Das Enhancer-Trap-Verfahren ist eine molekularbiologische Methode, um transgene Organismen zu erzeugen, die ein Transgen nur in bestimmten Zellen exprimieren, ohne dass es dabei nötig ist, Promotoren zu kennen, die für diesen Zelltyp spezifisch wären. Hierzu wird ein GAL4-Konstrukt mit Hilfe eines transponiblen Elements (Enhancer-Trap-Element) an einer zufälligen Stelle in das Genom des Zielorganismus eingebracht.
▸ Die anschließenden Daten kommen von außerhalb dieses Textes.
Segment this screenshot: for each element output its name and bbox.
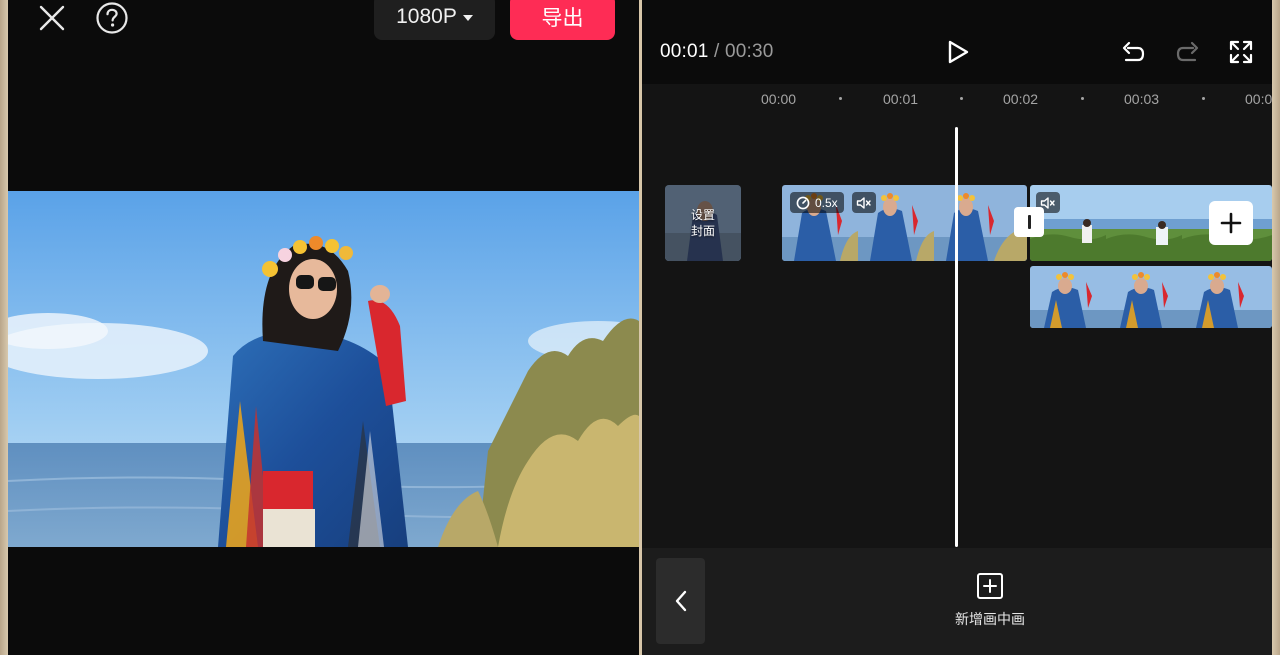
undo-icon bbox=[1122, 41, 1145, 62]
ruler-dot bbox=[960, 97, 963, 100]
video-preview[interactable] bbox=[8, 191, 639, 547]
redo-icon bbox=[1176, 41, 1199, 62]
pip-video-clip[interactable] bbox=[1030, 266, 1272, 328]
help-button[interactable] bbox=[94, 0, 130, 36]
transition-button[interactable] bbox=[1014, 207, 1044, 237]
add-square-icon bbox=[976, 572, 1004, 600]
play-icon bbox=[948, 40, 969, 64]
fullscreen-button[interactable] bbox=[1225, 36, 1257, 68]
set-cover-button[interactable]: 设置 封面 bbox=[665, 185, 741, 261]
speed-icon bbox=[796, 196, 810, 209]
redo-button[interactable] bbox=[1172, 36, 1204, 68]
cover-label-line1: 设置 bbox=[690, 208, 715, 222]
mute-icon bbox=[856, 196, 871, 209]
main-video-clip[interactable]: 0.5x bbox=[782, 185, 1027, 261]
time-readout: 00:01 / 00:30 bbox=[660, 41, 774, 63]
ruler-dot bbox=[839, 97, 842, 100]
transition-icon bbox=[1027, 215, 1031, 229]
add-pip-label: 新增画中画 bbox=[955, 611, 1025, 627]
help-icon bbox=[96, 2, 128, 34]
time-separator: / bbox=[714, 41, 720, 62]
bottom-toolbar: 新增画中画 bbox=[642, 548, 1272, 655]
transport-bar: 00:01 / 00:30 bbox=[642, 0, 1272, 84]
export-button[interactable]: 导出 bbox=[510, 0, 615, 40]
cover-label-line2: 封面 bbox=[690, 224, 715, 238]
close-icon bbox=[39, 5, 65, 31]
export-label: 导出 bbox=[541, 7, 584, 30]
editor-panel: 00:01 / 00:30 00:00 00:01 00:02 00:03 00… bbox=[642, 0, 1272, 655]
back-button[interactable] bbox=[656, 558, 705, 644]
frame-edge-right bbox=[1272, 0, 1280, 655]
total-time: 00:30 bbox=[725, 41, 774, 62]
current-time: 00:01 bbox=[660, 41, 709, 62]
pip-clip-thumbnails bbox=[1030, 266, 1272, 328]
ruler-tick: 00:02 bbox=[1003, 91, 1039, 107]
speed-badge: 0.5x bbox=[790, 192, 844, 213]
mute-badge bbox=[852, 192, 876, 213]
frame-edge-left bbox=[0, 0, 8, 655]
ruler-dot bbox=[1202, 97, 1205, 100]
ruler-tick: 00:03 bbox=[1124, 91, 1160, 107]
ruler-tick: 00:01 bbox=[883, 91, 919, 107]
timeline-area[interactable]: 00:00 00:01 00:02 00:03 00:0 设置 封面 0.5x bbox=[642, 84, 1272, 548]
add-clip-button[interactable] bbox=[1209, 201, 1253, 245]
preview-frame-image bbox=[8, 191, 639, 547]
ruler-tick: 00:0 bbox=[1245, 91, 1272, 107]
preview-panel: 1080P 导出 bbox=[8, 0, 639, 655]
close-button[interactable] bbox=[34, 0, 70, 36]
cover-label: 设置 封面 bbox=[665, 185, 741, 261]
chevron-left-icon bbox=[675, 590, 686, 612]
resolution-select[interactable]: 1080P bbox=[374, 0, 495, 40]
fullscreen-icon bbox=[1229, 40, 1253, 64]
playhead[interactable] bbox=[955, 127, 958, 547]
undo-button[interactable] bbox=[1117, 36, 1149, 68]
speed-value: 0.5x bbox=[815, 195, 838, 210]
ruler-tick: 00:00 bbox=[761, 91, 797, 107]
ruler-dot bbox=[1081, 97, 1084, 100]
plus-icon bbox=[1220, 212, 1242, 234]
resolution-label: 1080P bbox=[396, 5, 457, 28]
caret-down-icon bbox=[462, 15, 473, 21]
add-pip-button[interactable]: 新增画中画 bbox=[942, 572, 1038, 629]
play-button[interactable] bbox=[942, 36, 974, 68]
Springt es dabei in die Nähe der Enhancerregion eines Gens, wird durch den Enhancer sowohl dieses Gen als auch das GAL4-Gen aktiviert. Da die Spezifität der Genexpression von dem Enhancer abhängen kann, erhält man so verschiedene transgene Linien mit einer GAL4-Expression in verschiedenen Zelllinien.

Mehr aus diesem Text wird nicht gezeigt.